Characterization of the extracellular poly(3-hydroxybutyrate) depolymerase of Comamonas sp. and of its structural gene.

The poly(3-hydroxybutyrate) (PHB) depolymerase structural gene of Comamonas sp. (phaZCsp) was cloned in Escherichia coli and identified by halo formation on PHB-containing solid medium. The nucleotide sequence of a 1719 base pair MboI fragment was determined and contained one large open reading frame (ORF1, 1542 base pairs). This open reading frame encoded the precursor of the PHB depolymerase (514 amino acids; Mr, 53,095), and the deduced amino acid sequence was in agreement with the N-terminal amino acid sequence of the purified PHB depolymerase from amino acid 26 onwards. Analysis of the deduced amino acid sequence revealed a domain structure of the protein: a signal peptide that was 25 amino acids long was followed by a catalytic domain of about 300 amino acids, a fibronectin type III (Fn3) modul sequence, and a putative PHB-specific substrate-binding site.
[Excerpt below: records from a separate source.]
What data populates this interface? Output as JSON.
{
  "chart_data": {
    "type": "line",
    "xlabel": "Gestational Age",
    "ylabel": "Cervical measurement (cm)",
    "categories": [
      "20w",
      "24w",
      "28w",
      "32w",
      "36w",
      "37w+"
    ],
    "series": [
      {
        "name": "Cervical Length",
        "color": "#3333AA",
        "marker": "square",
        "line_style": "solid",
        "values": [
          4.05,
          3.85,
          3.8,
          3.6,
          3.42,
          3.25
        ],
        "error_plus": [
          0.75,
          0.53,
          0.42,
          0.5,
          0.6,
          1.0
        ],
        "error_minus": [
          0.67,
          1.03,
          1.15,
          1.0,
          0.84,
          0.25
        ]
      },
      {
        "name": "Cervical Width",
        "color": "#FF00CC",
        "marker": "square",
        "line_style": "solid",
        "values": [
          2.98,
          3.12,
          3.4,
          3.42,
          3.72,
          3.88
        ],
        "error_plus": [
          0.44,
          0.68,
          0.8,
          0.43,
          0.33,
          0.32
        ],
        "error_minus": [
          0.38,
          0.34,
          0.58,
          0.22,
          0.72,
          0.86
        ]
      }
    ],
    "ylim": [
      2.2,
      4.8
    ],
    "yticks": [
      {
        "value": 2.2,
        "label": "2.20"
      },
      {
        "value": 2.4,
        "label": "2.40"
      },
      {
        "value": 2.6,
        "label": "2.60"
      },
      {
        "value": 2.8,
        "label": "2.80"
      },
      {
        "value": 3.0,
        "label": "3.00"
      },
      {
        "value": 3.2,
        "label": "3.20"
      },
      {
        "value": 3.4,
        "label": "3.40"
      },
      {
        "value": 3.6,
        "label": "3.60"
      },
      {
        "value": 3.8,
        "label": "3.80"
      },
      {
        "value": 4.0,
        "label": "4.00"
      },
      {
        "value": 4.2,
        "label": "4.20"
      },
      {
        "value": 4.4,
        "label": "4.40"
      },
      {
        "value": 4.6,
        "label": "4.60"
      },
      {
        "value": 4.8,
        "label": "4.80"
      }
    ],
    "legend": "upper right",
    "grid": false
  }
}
By comparison of the primary structure with that of other polyhydroxyalkanoate (PHA) depolymerases, the catalytic domain apparently contained a catalytic triad of serine, histidine, and aspartate. In addition, a conserved region resembling the oxyanion hole of lipases was present. The catalytic domain was linked to a C-terminal putative substrate-binding site by a sequence about 90 amino acids long resembling the Fn3 modul of fibronectin and other eukaryotic extracellular matrix proteins. A threonine-rich region, which was found in four of five PHA depolymerases of Pseudomonas lemoignei, was not present in the Comamonas sp. depolymerase. The similarities with and differences from other PHA depolymerases are discussed.